L’auteur, qui n’est pas Jonas, n’a donc pas l’intention de rédiger une biographie. Il présente son livre comme une de ces histoires édifiantes qu’utilisaient si volontiers les docteurs du Judaïsme et certains auteurs postexiliens (Job, Tobie, Daniel), pour donner plus de relief à leurs enseignements ; d’ailleurs, il utilise abondamment les textes inspirés existant, surtout l’histoire d’Élie, Ézéchiel et Jérémie. C’est pourquoi la Bible le range, non parmi les livres historiques, mais parmi les Prophètes ; en d’autres termes, son but est avant tout doctrinal, et saint Grégoire de Nazianze ne craignait pas d’y voir une parabole.
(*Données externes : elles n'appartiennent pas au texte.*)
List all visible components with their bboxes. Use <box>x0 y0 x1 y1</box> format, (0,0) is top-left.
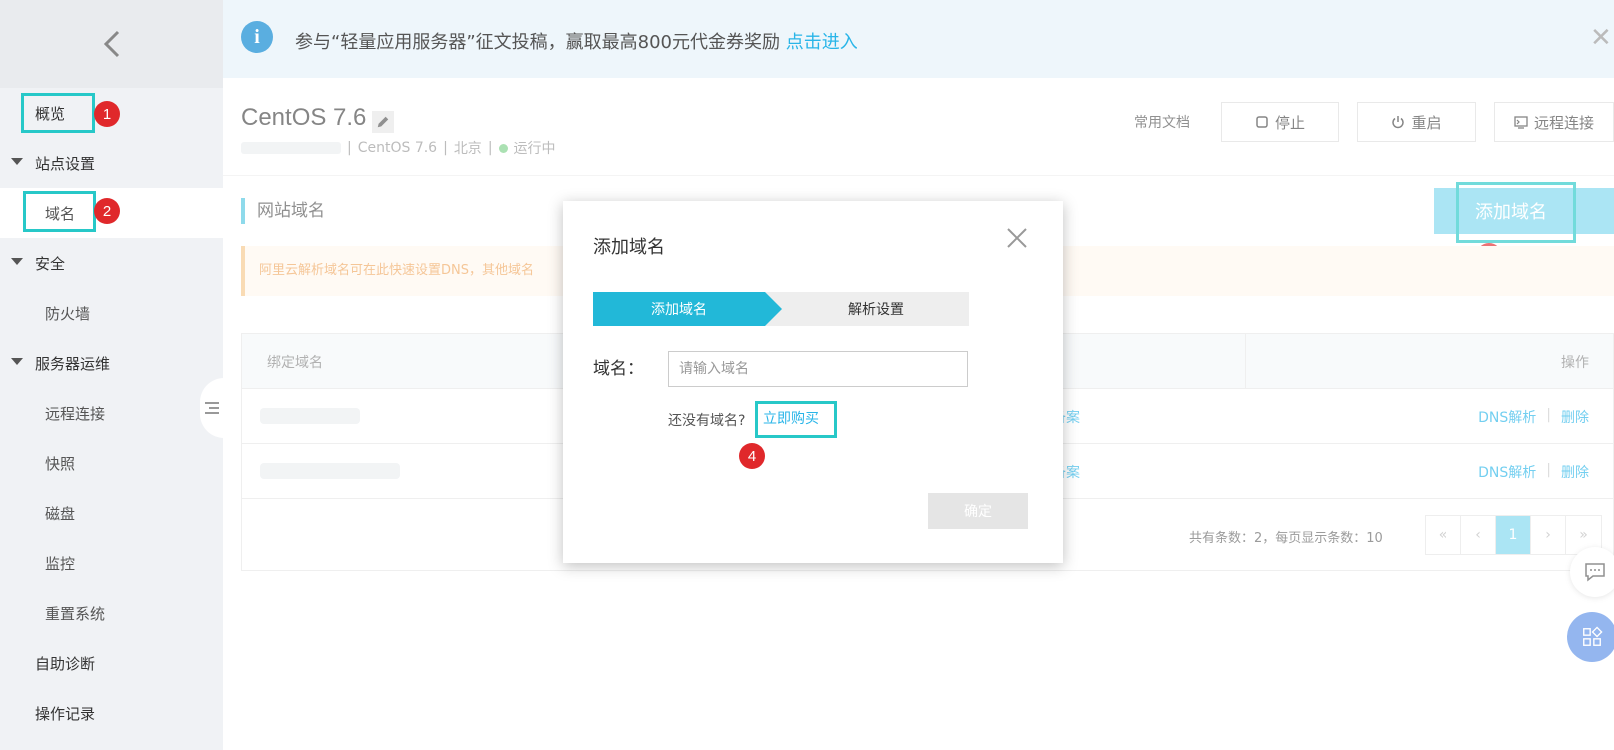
close-icon[interactable]: ✕ <box>1590 24 1614 52</box>
caret-down-icon <box>11 158 23 165</box>
notice-banner: i 参与“轻量应用服务器”征文投稿，赢取最高800元代金券奖励 点击进入 ✕ <box>223 0 1614 78</box>
sidebar-item-disk[interactable]: 磁盘 <box>0 488 223 538</box>
sidebar-item-label: 重置系统 <box>45 604 106 623</box>
sidebar-item-label: 快照 <box>45 454 76 473</box>
sidebar-item-reset-system[interactable]: 重置系统 <box>0 588 223 638</box>
sidebar-item-label: 操作记录 <box>35 704 96 723</box>
sidebar-item-label: 服务器运维 <box>35 354 111 373</box>
sidebar-item-self-diagnosis[interactable]: 自助诊断 <box>0 638 223 688</box>
annotation-highlight-buy-now <box>755 401 837 438</box>
menu-collapse-icon <box>205 402 219 414</box>
domain-field-label: 域名： <box>593 359 644 379</box>
sidebar-group-security[interactable]: 安全 <box>0 238 223 288</box>
sidebar-group-site-settings[interactable]: 站点设置 <box>0 138 223 188</box>
caret-down-icon <box>11 358 23 365</box>
close-icon[interactable] <box>1005 226 1029 250</box>
add-domain-dialog: 添加域名 添加域名 解析设置 域名： 还没有域名? 立即购买 确定 <box>563 201 1063 563</box>
step-add-domain: 添加域名 <box>593 292 782 326</box>
info-icon: i <box>241 21 273 53</box>
notice-message: 参与“轻量应用服务器”征文投稿，赢取最高800元代金券奖励 <box>295 32 781 53</box>
annotation-badge-4: 4 <box>739 443 765 469</box>
sidebar-item-label: 自助诊断 <box>35 654 96 673</box>
annotation-badge-1: 1 <box>94 101 120 127</box>
sidebar-item-snapshot[interactable]: 快照 <box>0 438 223 488</box>
confirm-button[interactable]: 确定 <box>928 493 1028 529</box>
annotation-highlight-overview <box>21 93 95 133</box>
sidebar-item-label: 远程连接 <box>45 404 106 423</box>
sidebar-group-server-ops[interactable]: 服务器运维 <box>0 338 223 388</box>
chevron-left-icon <box>103 30 119 58</box>
sidebar-item-remote-connect[interactable]: 远程连接 <box>0 388 223 438</box>
sidebar-item-firewall[interactable]: 防火墙 <box>0 288 223 338</box>
dialog-title: 添加域名 <box>593 237 665 258</box>
back-button[interactable] <box>0 0 223 88</box>
sidebar-item-label: 站点设置 <box>35 154 96 173</box>
sidebar-item-label: 监控 <box>45 554 76 573</box>
caret-down-icon <box>11 258 23 265</box>
notice-text: 参与“轻量应用服务器”征文投稿，赢取最高800元代金券奖励 点击进入 <box>295 28 858 54</box>
notice-link[interactable]: 点击进入 <box>786 32 858 53</box>
sidebar-item-monitor[interactable]: 监控 <box>0 538 223 588</box>
annotation-highlight-domain <box>23 191 96 232</box>
annotation-badge-2: 2 <box>94 198 120 224</box>
no-domain-text: 还没有域名? <box>668 413 746 429</box>
sidebar-item-label: 防火墙 <box>45 304 91 323</box>
sidebar-item-label: 安全 <box>35 254 66 273</box>
step-indicator: 添加域名 解析设置 <box>593 292 969 326</box>
sidebar-item-operation-log[interactable]: 操作记录 <box>0 688 223 738</box>
sidebar-item-label: 磁盘 <box>45 504 76 523</box>
domain-input[interactable] <box>668 351 968 387</box>
step-dns-settings: 解析设置 <box>848 302 904 318</box>
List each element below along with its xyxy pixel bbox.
Au Ve siècle, les Juifs considéraient les nations païennes comme foncièrement hostiles à Dieu, et vouées par conséquent à l’extermination inexorable : de là, un nationalisme outrancier, à caractère religieux. Néanmoins, on pouvait lire dans les Prophètes que le Seigneur, Dieu unique, prenait intérêt à tous les hommes, châtiant partout l’iniquité, mais partout aussi désirant la conversion et le salut ; parfois même, ces écrits anciens présentaient Israël comme le témoin, sinon comme le missionnaire, du vrai Dieu. Ce sont ces vérités que l’auteur a voulu rappeler à ses contemporains. S’il a situé son exemple dans un passé lointain, c’est pour moins les choquer ; mais ce voile ne cache pas une critique quelque peu satirique du particularisme sioniste. Les Juifs ne doivent pas protester contre la miséricorde du Seigneur, qui ne connaît aucune limite. Il veut le salut de tous, par Israël et malgré Israël ; ses menaces contre les païens demeurent conditionnelles ; il agrée leurs hommages et attend leur conversion : celle-ci, mieux que des châtiments parfois nécessaires, réalisera dans sa splendeur le plan de salut universel.